I have two xarray datasets, each with their own rotated pole crs. I need to interpolate a variable from one dataset and add it to the other.
Each data set has dims/coords of rlat/rlon, and coords of lat/lon that are referenced to (rlat,rlon).
ds1 = xr.Dataset(
data_vars=dict{var1=(["rlat", "rlon"], var1),var2=(["rlat", "rlon"], var2)),
coords=dict(rlat=rlat,rlon=rlon,
lon=(["rlat", "rlon"], lon),lat=(["rlat", "rlon"], lat))
)
ds2 = xr.Dataset(
data_vars=dict{var2=(["rlat", "rlon"], var2)),
coords=dict(rlat=rlat,rlon=rlon,
lon=(["rlat", "rlon"], lon),lat=(["rlat", "rlon"], lat))
)
So I can do this by flattening the lons, lats, and var, and using np.griddata
to interpolate var1
between the two.
ds1_lon = ds1.lon.values.flatten()
ds1_lat = ds1.lat.values.flatten()
ds2_lon = ds2.lon.values.flatten()
ds2_lat = ds2.lat.values.flatten()
ds1_var1 = ds1[var1].values.flatten()
ds_var1_interp = griddata((ds1_lon, ds1_lat), ds_var1, (ds2_lon, ds2_lat), method='nearest')

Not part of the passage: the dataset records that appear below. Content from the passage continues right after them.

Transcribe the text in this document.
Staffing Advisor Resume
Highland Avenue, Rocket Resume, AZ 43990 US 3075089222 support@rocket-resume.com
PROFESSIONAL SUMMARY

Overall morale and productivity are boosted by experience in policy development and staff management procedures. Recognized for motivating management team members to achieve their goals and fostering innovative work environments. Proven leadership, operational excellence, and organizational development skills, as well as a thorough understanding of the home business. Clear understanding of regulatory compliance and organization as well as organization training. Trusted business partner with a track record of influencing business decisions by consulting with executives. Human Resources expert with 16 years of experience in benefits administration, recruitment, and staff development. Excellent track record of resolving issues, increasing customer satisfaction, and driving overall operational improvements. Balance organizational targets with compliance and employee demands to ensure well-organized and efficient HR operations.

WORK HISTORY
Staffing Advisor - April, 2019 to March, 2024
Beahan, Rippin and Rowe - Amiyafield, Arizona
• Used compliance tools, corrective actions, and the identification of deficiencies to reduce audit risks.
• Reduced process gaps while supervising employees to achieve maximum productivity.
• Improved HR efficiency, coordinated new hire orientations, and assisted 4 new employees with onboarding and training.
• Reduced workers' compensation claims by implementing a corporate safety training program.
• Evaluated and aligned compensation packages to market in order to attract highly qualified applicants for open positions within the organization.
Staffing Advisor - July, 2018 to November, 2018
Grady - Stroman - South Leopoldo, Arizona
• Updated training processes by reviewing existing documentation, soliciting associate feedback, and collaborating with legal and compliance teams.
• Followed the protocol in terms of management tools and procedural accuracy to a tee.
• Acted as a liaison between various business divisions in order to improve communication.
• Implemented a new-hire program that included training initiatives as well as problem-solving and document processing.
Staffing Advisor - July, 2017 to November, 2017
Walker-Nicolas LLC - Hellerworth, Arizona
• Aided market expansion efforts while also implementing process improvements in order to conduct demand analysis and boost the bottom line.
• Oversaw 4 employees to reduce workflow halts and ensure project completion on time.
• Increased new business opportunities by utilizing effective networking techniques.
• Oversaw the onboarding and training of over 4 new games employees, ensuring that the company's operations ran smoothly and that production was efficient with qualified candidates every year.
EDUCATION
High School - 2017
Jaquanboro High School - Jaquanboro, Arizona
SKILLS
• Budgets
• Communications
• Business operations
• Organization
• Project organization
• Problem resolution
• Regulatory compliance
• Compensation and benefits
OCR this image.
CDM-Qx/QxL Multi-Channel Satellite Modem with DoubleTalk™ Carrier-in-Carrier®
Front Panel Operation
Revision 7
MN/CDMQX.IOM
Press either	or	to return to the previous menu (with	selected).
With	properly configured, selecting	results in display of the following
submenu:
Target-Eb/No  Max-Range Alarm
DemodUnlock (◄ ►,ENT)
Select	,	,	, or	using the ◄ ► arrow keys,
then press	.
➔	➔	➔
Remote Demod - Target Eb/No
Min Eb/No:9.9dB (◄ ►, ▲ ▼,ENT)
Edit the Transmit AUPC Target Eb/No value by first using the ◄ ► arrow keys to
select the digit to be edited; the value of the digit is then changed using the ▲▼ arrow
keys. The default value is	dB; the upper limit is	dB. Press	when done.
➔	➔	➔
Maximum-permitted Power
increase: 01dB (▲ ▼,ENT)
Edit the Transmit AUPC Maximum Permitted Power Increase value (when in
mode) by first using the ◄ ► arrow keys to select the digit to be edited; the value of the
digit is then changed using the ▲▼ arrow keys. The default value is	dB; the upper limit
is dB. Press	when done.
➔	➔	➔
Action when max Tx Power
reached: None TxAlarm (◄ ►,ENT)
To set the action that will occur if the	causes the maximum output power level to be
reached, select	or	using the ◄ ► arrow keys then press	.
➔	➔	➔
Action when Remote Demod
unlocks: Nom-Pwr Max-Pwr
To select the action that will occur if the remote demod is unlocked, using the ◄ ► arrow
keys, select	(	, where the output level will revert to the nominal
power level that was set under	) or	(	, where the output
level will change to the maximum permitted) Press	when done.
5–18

ds1_var1_interp = ds_var_interp.reshape(ds2.lon.shape)
ds2[var1] = xr.DataArray(ds1_var1_interp, dims=["rlat", "rlon"], coords={"rlat": ds2.rlat,
"rlon": ds2.rlon})
But there has go to be a better way? Especially for situations where I don’t already have lat/lon in the same coordinate system.
I have the crs for each, for example:
ds1_proj4 = '-m 57.295779506 +proj=ob_tran +o_proj=latlon +o_lat_p=-185.0 +lon_0=20.0'
ds2_proj4 = '-m 57.295779506 +proj=ob_tran +o_proj=latlon +o_lat_p=-180.0 +lon_0=10.0'
But I’ve tried various combinations of pyproj.Transform, rioxarray (only takes x/y), etc, to no avail.
Is there an efficient way to transform a variable in an xarray from one coordinate system to another and add the transformed variable to the desired xarray dataset?